Малиновский от этих слов только сжал кулаки и побелел. По спине предательски прокатилась капелька пота.
После попытки переворота пятнадцатого года, закончившейся разгромом заговорщиков и большим судебным процессом, освещавшимся — небывалое раньше дело — в прессе, ожидаемая реакция правительства не наступила. Многие предсказывали завинчивание гаек, ужесточение цензуры и прочих радостей в стиле Анны Иоановны, однако вышло не так.
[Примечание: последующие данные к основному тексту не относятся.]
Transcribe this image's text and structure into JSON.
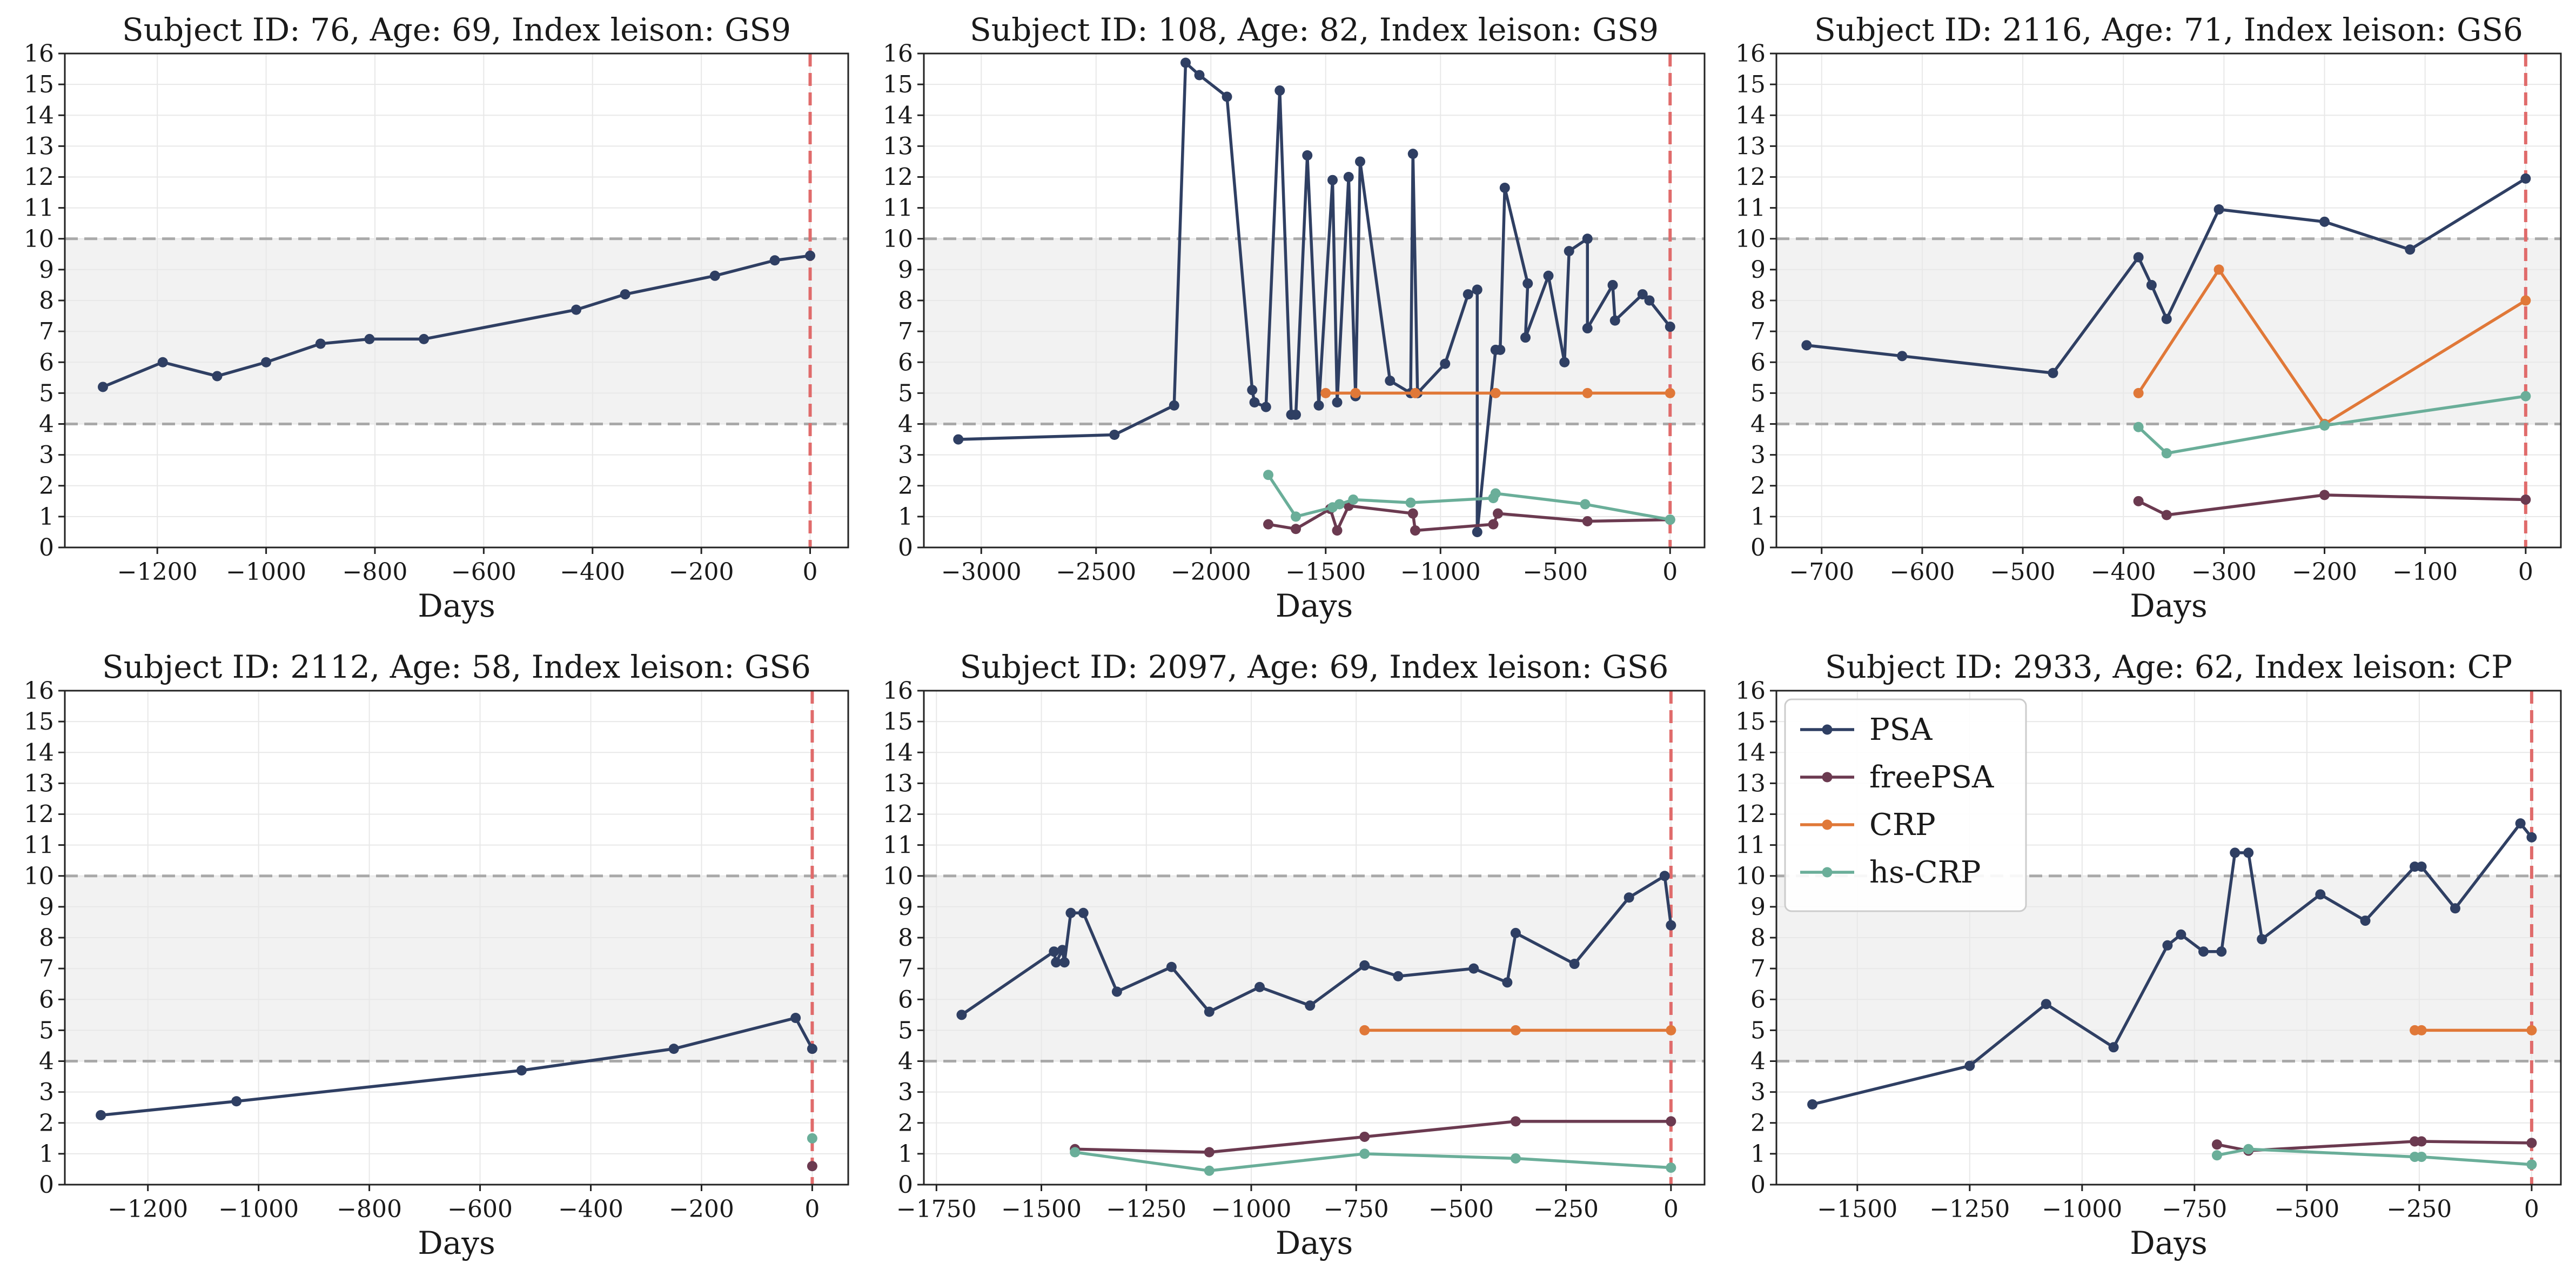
{
  "colors": {
    "PSA": "#2f3f63",
    "freePSA": "#6b3a50",
    "CRP": "#e07838",
    "hs-CRP": "#6aae99",
    "band": "#f2f2f2",
    "threshold": "#a9a9a9",
    "index": "#e06b6b",
    "grid": "#e8e8e8"
  },
  "chart_data": [
    {
      "type": "line",
      "title": "Subject ID: 76, Age: 69, Index leison: GS9",
      "xlabel": "Days",
      "xlim": [
        -1370,
        70
      ],
      "ylim": [
        0,
        16
      ],
      "xticks": [
        -1200,
        -1000,
        -800,
        -600,
        -400,
        -200,
        0
      ],
      "yticks": [
        0,
        1,
        2,
        3,
        4,
        5,
        6,
        7,
        8,
        9,
        10,
        11,
        12,
        13,
        14,
        15,
        16
      ],
      "band": [
        4,
        10
      ],
      "index_day": 0,
      "grid": true,
      "series": [
        {
          "name": "PSA",
          "points": [
            [
              -1300,
              5.2
            ],
            [
              -1190,
              6.0
            ],
            [
              -1090,
              5.55
            ],
            [
              -1000,
              6.0
            ],
            [
              -900,
              6.6
            ],
            [
              -810,
              6.75
            ],
            [
              -710,
              6.75
            ],
            [
              -430,
              7.7
            ],
            [
              -340,
              8.2
            ],
            [
              -175,
              8.8
            ],
            [
              -65,
              9.3
            ],
            [
              0,
              9.45
            ]
          ]
        }
      ]
    },
    {
      "type": "line",
      "title": "Subject ID: 108, Age: 82, Index leison: GS9",
      "xlabel": "Days",
      "xlim": [
        -3250,
        150
      ],
      "ylim": [
        0,
        16
      ],
      "xticks": [
        -3000,
        -2500,
        -2000,
        -1500,
        -1000,
        -500,
        0
      ],
      "yticks": [
        0,
        1,
        2,
        3,
        4,
        5,
        6,
        7,
        8,
        9,
        10,
        11,
        12,
        13,
        14,
        15,
        16
      ],
      "band": [
        4,
        10
      ],
      "index_day": 0,
      "grid": true,
      "series": [
        {
          "name": "PSA",
          "points": [
            [
              -3100,
              3.5
            ],
            [
              -2420,
              3.65
            ],
            [
              -2160,
              4.6
            ],
            [
              -2110,
              15.7
            ],
            [
              -2050,
              15.3
            ],
            [
              -1930,
              14.6
            ],
            [
              -1820,
              5.1
            ],
            [
              -1810,
              4.7
            ],
            [
              -1760,
              4.55
            ],
            [
              -1700,
              14.8
            ],
            [
              -1650,
              4.3
            ],
            [
              -1630,
              4.3
            ],
            [
              -1580,
              12.7
            ],
            [
              -1530,
              4.6
            ],
            [
              -1470,
              11.9
            ],
            [
              -1450,
              4.7
            ],
            [
              -1400,
              12.0
            ],
            [
              -1370,
              4.9
            ],
            [
              -1350,
              12.5
            ],
            [
              -1220,
              5.4
            ],
            [
              -1130,
              5.0
            ],
            [
              -1120,
              12.75
            ],
            [
              -1100,
              5.0
            ],
            [
              -980,
              5.95
            ],
            [
              -880,
              8.2
            ],
            [
              -840,
              8.35
            ],
            [
              -840,
              0.5
            ],
            [
              -760,
              6.4
            ],
            [
              -740,
              6.4
            ],
            [
              -720,
              11.65
            ],
            [
              -620,
              8.55
            ],
            [
              -630,
              6.8
            ],
            [
              -530,
              8.8
            ],
            [
              -460,
              6.0
            ],
            [
              -440,
              9.6
            ],
            [
              -360,
              10.0
            ],
            [
              -360,
              7.1
            ],
            [
              -250,
              8.5
            ],
            [
              -240,
              7.35
            ],
            [
              -120,
              8.2
            ],
            [
              -90,
              8.0
            ],
            [
              0,
              7.15
            ]
          ]
        },
        {
          "name": "freePSA",
          "points": [
            [
              -1750,
              0.75
            ],
            [
              -1630,
              0.6
            ],
            [
              -1480,
              1.25
            ],
            [
              -1450,
              0.55
            ],
            [
              -1400,
              1.35
            ],
            [
              -1120,
              1.1
            ],
            [
              -1110,
              0.55
            ],
            [
              -770,
              0.75
            ],
            [
              -750,
              1.1
            ],
            [
              -360,
              0.85
            ],
            [
              0,
              0.9
            ]
          ]
        },
        {
          "name": "CRP",
          "points": [
            [
              -1500,
              5.0
            ],
            [
              -1370,
              5.0
            ],
            [
              -1110,
              5.0
            ],
            [
              -760,
              5.0
            ],
            [
              -360,
              5.0
            ],
            [
              0,
              5.0
            ]
          ]
        },
        {
          "name": "hs-CRP",
          "points": [
            [
              -1750,
              2.35
            ],
            [
              -1630,
              1.0
            ],
            [
              -1470,
              1.3
            ],
            [
              -1440,
              1.4
            ],
            [
              -1380,
              1.55
            ],
            [
              -1130,
              1.45
            ],
            [
              -770,
              1.6
            ],
            [
              -760,
              1.75
            ],
            [
              -370,
              1.4
            ],
            [
              0,
              0.9
            ]
          ]
        }
      ]
    },
    {
      "type": "line",
      "title": "Subject ID: 2116, Age: 71, Index leison: GS6",
      "xlabel": "Days",
      "xlim": [
        -745,
        35
      ],
      "ylim": [
        0,
        16
      ],
      "xticks": [
        -700,
        -600,
        -500,
        -400,
        -300,
        -200,
        -100,
        0
      ],
      "yticks": [
        0,
        1,
        2,
        3,
        4,
        5,
        6,
        7,
        8,
        9,
        10,
        11,
        12,
        13,
        14,
        15,
        16
      ],
      "band": [
        4,
        10
      ],
      "index_day": 0,
      "grid": true,
      "series": [
        {
          "name": "PSA",
          "points": [
            [
              -715,
              6.55
            ],
            [
              -620,
              6.2
            ],
            [
              -470,
              5.65
            ],
            [
              -385,
              9.4
            ],
            [
              -372,
              8.5
            ],
            [
              -357,
              7.4
            ],
            [
              -305,
              10.95
            ],
            [
              -200,
              10.55
            ],
            [
              -115,
              9.65
            ],
            [
              0,
              11.95
            ]
          ]
        },
        {
          "name": "freePSA",
          "points": [
            [
              -385,
              1.5
            ],
            [
              -357,
              1.05
            ],
            [
              -200,
              1.7
            ],
            [
              0,
              1.55
            ]
          ]
        },
        {
          "name": "CRP",
          "points": [
            [
              -385,
              5.0
            ],
            [
              -305,
              9.0
            ],
            [
              -200,
              4.0
            ],
            [
              0,
              8.0
            ]
          ]
        },
        {
          "name": "hs-CRP",
          "points": [
            [
              -385,
              3.9
            ],
            [
              -357,
              3.05
            ],
            [
              -200,
              3.95
            ],
            [
              0,
              4.9
            ]
          ]
        }
      ]
    },
    {
      "type": "line",
      "title": "Subject ID: 2112, Age: 58, Index leison: GS6",
      "xlabel": "Days",
      "xlim": [
        -1350,
        65
      ],
      "ylim": [
        0,
        16
      ],
      "xticks": [
        -1200,
        -1000,
        -800,
        -600,
        -400,
        -200,
        0
      ],
      "yticks": [
        0,
        1,
        2,
        3,
        4,
        5,
        6,
        7,
        8,
        9,
        10,
        11,
        12,
        13,
        14,
        15,
        16
      ],
      "band": [
        4,
        10
      ],
      "index_day": 0,
      "grid": true,
      "series": [
        {
          "name": "PSA",
          "points": [
            [
              -1285,
              2.25
            ],
            [
              -1040,
              2.7
            ],
            [
              -525,
              3.7
            ],
            [
              -250,
              4.4
            ],
            [
              -30,
              5.4
            ],
            [
              0,
              4.4
            ]
          ]
        },
        {
          "name": "freePSA",
          "points": [
            [
              0,
              0.6
            ]
          ]
        },
        {
          "name": "hs-CRP",
          "points": [
            [
              0,
              1.5
            ]
          ]
        }
      ]
    },
    {
      "type": "line",
      "title": "Subject ID: 2097, Age: 69, Index leison: GS6",
      "xlabel": "Days",
      "xlim": [
        -1780,
        80
      ],
      "ylim": [
        0,
        16
      ],
      "xticks": [
        -1750,
        -1500,
        -1250,
        -1000,
        -750,
        -500,
        -250,
        0
      ],
      "yticks": [
        0,
        1,
        2,
        3,
        4,
        5,
        6,
        7,
        8,
        9,
        10,
        11,
        12,
        13,
        14,
        15,
        16
      ],
      "band": [
        4,
        10
      ],
      "index_day": 0,
      "grid": true,
      "series": [
        {
          "name": "PSA",
          "points": [
            [
              -1690,
              5.5
            ],
            [
              -1470,
              7.55
            ],
            [
              -1465,
              7.2
            ],
            [
              -1450,
              7.6
            ],
            [
              -1445,
              7.2
            ],
            [
              -1430,
              8.8
            ],
            [
              -1400,
              8.8
            ],
            [
              -1320,
              6.25
            ],
            [
              -1190,
              7.05
            ],
            [
              -1100,
              5.6
            ],
            [
              -980,
              6.4
            ],
            [
              -860,
              5.8
            ],
            [
              -730,
              7.1
            ],
            [
              -650,
              6.75
            ],
            [
              -470,
              7.0
            ],
            [
              -390,
              6.55
            ],
            [
              -370,
              8.15
            ],
            [
              -230,
              7.15
            ],
            [
              -100,
              9.3
            ],
            [
              -15,
              10.0
            ],
            [
              0,
              8.4
            ]
          ]
        },
        {
          "name": "freePSA",
          "points": [
            [
              -1420,
              1.15
            ],
            [
              -1100,
              1.05
            ],
            [
              -730,
              1.55
            ],
            [
              -370,
              2.05
            ],
            [
              0,
              2.05
            ]
          ]
        },
        {
          "name": "CRP",
          "points": [
            [
              -730,
              5.0
            ],
            [
              -370,
              5.0
            ],
            [
              0,
              5.0
            ]
          ]
        },
        {
          "name": "hs-CRP",
          "points": [
            [
              -1420,
              1.05
            ],
            [
              -1100,
              0.45
            ],
            [
              -730,
              1.0
            ],
            [
              -370,
              0.85
            ],
            [
              0,
              0.55
            ]
          ]
        }
      ]
    },
    {
      "type": "line",
      "title": "Subject ID: 2933, Age: 62, Index leison: CP",
      "xlabel": "Days",
      "xlim": [
        -1680,
        65
      ],
      "ylim": [
        0,
        16
      ],
      "xticks": [
        -1500,
        -1250,
        -1000,
        -750,
        -500,
        -250,
        0
      ],
      "yticks": [
        0,
        1,
        2,
        3,
        4,
        5,
        6,
        7,
        8,
        9,
        10,
        11,
        12,
        13,
        14,
        15,
        16
      ],
      "band": [
        4,
        10
      ],
      "index_day": 0,
      "grid": true,
      "legend": {
        "placement": "upper-left",
        "entries": [
          "PSA",
          "freePSA",
          "CRP",
          "hs-CRP"
        ]
      },
      "series": [
        {
          "name": "PSA",
          "points": [
            [
              -1600,
              2.6
            ],
            [
              -1250,
              3.85
            ],
            [
              -1080,
              5.85
            ],
            [
              -930,
              4.45
            ],
            [
              -810,
              7.75
            ],
            [
              -780,
              8.1
            ],
            [
              -730,
              7.55
            ],
            [
              -690,
              7.55
            ],
            [
              -660,
              10.75
            ],
            [
              -630,
              10.75
            ],
            [
              -600,
              7.95
            ],
            [
              -470,
              9.4
            ],
            [
              -370,
              8.55
            ],
            [
              -260,
              10.3
            ],
            [
              -245,
              10.3
            ],
            [
              -170,
              8.95
            ],
            [
              -25,
              11.7
            ],
            [
              0,
              11.25
            ]
          ]
        },
        {
          "name": "freePSA",
          "points": [
            [
              -700,
              1.3
            ],
            [
              -630,
              1.1
            ],
            [
              -260,
              1.4
            ],
            [
              -245,
              1.4
            ],
            [
              0,
              1.35
            ]
          ]
        },
        {
          "name": "CRP",
          "points": [
            [
              -260,
              5.0
            ],
            [
              -245,
              5.0
            ],
            [
              0,
              5.0
            ]
          ]
        },
        {
          "name": "hs-CRP",
          "points": [
            [
              -700,
              0.95
            ],
            [
              -630,
              1.15
            ],
            [
              -260,
              0.9
            ],
            [
              -245,
              0.9
            ],
            [
              0,
              0.65
            ]
          ]
        }
      ]
    }
  ]
}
Наоборот в газетах заговорили о возможной либерализации — хоть непосредственно это слово и не произносилось — облегчении участи крестьянина, полном отмене крепостного права, открытии большого количества учебных заведений и прочих радостей, о которых еще лет двадцать и мечтать-то было невозможно. Кое-кто воспринял это как должное, а кое-кто посчитал признаком слабости императорской власти.
— Первый раз слышу про такое название, — попытался все отрицать Малиновский, понимая одновременно, что он встрял по самые уши.
— Вы меня разочаровываете, молодой человек, — директор захлопнул гроссбух, сунул его в ящик стола и повернулся к военному. — Поручик, я вас оставлю наедине, такие моменты не доставляют мне ни капли удовольствия. Чувствую себя ответственным за… Все это.
— Не переживайте, Егор Антонович, чай не в первый раз, — усмехнулся поручик. — Да и не в последний. Такова природа молодости: делать глупости учишься раньше, чем думать головой.
— К сожалению, — кивнул Энгельгард и покинул кабинет. Малиновский остался с неизвестным поручиком один на один.
— Значит, вы не знаете ни о каких тайных обществах… — Продолжил прерванную мысль военный, — а вот ваша подпись на этом документе говорит об обратном.
Поручик открыл кожаную папку, лежавшую до того на столе и вытащил оттуда несколько скрепленных воедино бумажных листов. Увидев их Андрей понял, что на этом жизнь его окончена — в лучшем случае ему грозит ссылка куда-нибудь за Уральские горы. В худшем — каторга.
В руках военного находилась одна из копий устава, созданного лицеистами тайного общества. Устава, который декларировал необходимость ограничения императорской власти, введения Конституции, свободы совести, печати и вероисповедания и прочие прекрасные как казалось пятнадцатилетним мальчикам вещи. Но хуже того, что среди подписавшихся под сим ядовитым документов была в том числе и подпись Малиновского. Более того, она — поскольку Андрей был одним из непосредственных составителей данного документа — находилась на первом месте. В момент подписания Малиновский был горд возможностью поставить свой автограф первым. Теперь же понял, что задница, в которую он угодил просто неописуемо как глубока.